Dec. 28 (UPI) -- Japan clamped down on international visits by non-resident foreign nationals until the end of January in response to the spread of a new more virulent variant of the coronavirus that has sickened people in 20 countries.
"They say that no evidence is showing the vaccines that are already being administered overseas are not effective against this variant, and anti-infection steps for it are unchanged from those for the conventional virus," Prime Minister Yoshihide Suga said Monday, urging residents to have a "calm" New Year celebration. "The virus recognizes no year-end or New Year holidays," Suga added.
New travel rules will require Japanese citizens and foreign residents traveling from countries where the variant has been found to submit negative virus test results from within 72 hours of travel and undergo another test upon arriving in Japan. The rules start Wednesday and last through the end of January.

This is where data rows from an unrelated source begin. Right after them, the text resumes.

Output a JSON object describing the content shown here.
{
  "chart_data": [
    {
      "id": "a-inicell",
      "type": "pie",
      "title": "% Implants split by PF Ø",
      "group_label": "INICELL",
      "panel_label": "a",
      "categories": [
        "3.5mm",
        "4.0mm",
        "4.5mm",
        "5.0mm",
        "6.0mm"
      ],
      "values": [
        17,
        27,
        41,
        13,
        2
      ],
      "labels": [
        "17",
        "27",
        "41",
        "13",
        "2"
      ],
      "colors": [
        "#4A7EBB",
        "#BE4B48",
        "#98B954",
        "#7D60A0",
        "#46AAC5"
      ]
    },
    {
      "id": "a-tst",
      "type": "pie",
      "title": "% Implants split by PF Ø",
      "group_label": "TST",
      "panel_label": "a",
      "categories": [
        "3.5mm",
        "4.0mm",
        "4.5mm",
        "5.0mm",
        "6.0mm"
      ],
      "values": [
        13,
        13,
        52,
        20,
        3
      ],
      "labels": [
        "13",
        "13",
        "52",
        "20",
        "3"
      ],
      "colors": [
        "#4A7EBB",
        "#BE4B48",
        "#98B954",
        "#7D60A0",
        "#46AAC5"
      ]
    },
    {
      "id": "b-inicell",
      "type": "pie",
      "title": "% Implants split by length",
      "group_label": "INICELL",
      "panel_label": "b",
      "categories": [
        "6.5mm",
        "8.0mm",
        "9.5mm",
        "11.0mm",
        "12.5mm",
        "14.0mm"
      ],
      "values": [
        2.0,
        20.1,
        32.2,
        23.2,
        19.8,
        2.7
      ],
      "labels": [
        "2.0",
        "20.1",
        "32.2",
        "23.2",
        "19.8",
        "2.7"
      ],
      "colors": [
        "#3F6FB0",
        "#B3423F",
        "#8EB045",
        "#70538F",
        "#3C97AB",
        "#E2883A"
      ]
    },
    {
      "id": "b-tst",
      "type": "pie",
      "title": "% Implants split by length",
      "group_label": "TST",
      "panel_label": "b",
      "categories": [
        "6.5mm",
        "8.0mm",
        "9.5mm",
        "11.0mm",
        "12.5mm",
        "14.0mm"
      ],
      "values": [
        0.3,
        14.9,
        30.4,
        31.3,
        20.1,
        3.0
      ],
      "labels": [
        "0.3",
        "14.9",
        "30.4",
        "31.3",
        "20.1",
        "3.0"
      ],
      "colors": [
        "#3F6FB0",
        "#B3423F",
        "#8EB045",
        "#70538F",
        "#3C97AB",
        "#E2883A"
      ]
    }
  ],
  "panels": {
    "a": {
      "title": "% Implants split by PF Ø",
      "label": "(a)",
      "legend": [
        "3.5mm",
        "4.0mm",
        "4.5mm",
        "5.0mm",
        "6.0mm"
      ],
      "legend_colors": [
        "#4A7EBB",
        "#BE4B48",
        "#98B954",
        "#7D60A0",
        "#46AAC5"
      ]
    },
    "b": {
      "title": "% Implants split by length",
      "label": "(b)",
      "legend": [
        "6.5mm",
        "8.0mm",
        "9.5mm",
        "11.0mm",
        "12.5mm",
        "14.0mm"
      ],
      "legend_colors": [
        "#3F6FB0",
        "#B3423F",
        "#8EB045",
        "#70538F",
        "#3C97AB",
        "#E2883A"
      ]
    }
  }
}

Business travelers and students from mainland China, Taiwan and South Korea and some other Asian nations, are exempt from the new rules.
At least eight people in Japan have been infected with the new variant of the virus, including an airline pilot who visited London and a Tokyo woman hospitalized after returning from Britain, the Japan Times reported.
Yuichiro Hata, 53, a Japanese former transport minister and parliamentarian, died suddenly on Sunday of COVID-19 complications, his family said. The lawmaker was the first incumbent parliamentarian to die of the coronavirus.
Earlier in December, the Japanese government announced that travelers from Britain and South Africa were required to quarantine for three days. Suga also suspended the government-subsidized travel campaign "Go To Travel," which was canceled through Jan. 11.
In the United States, federal officials announced Friday that because of the new virus strain, air travelers from Britain would require a negative COVID test at least 72 hours before their flight.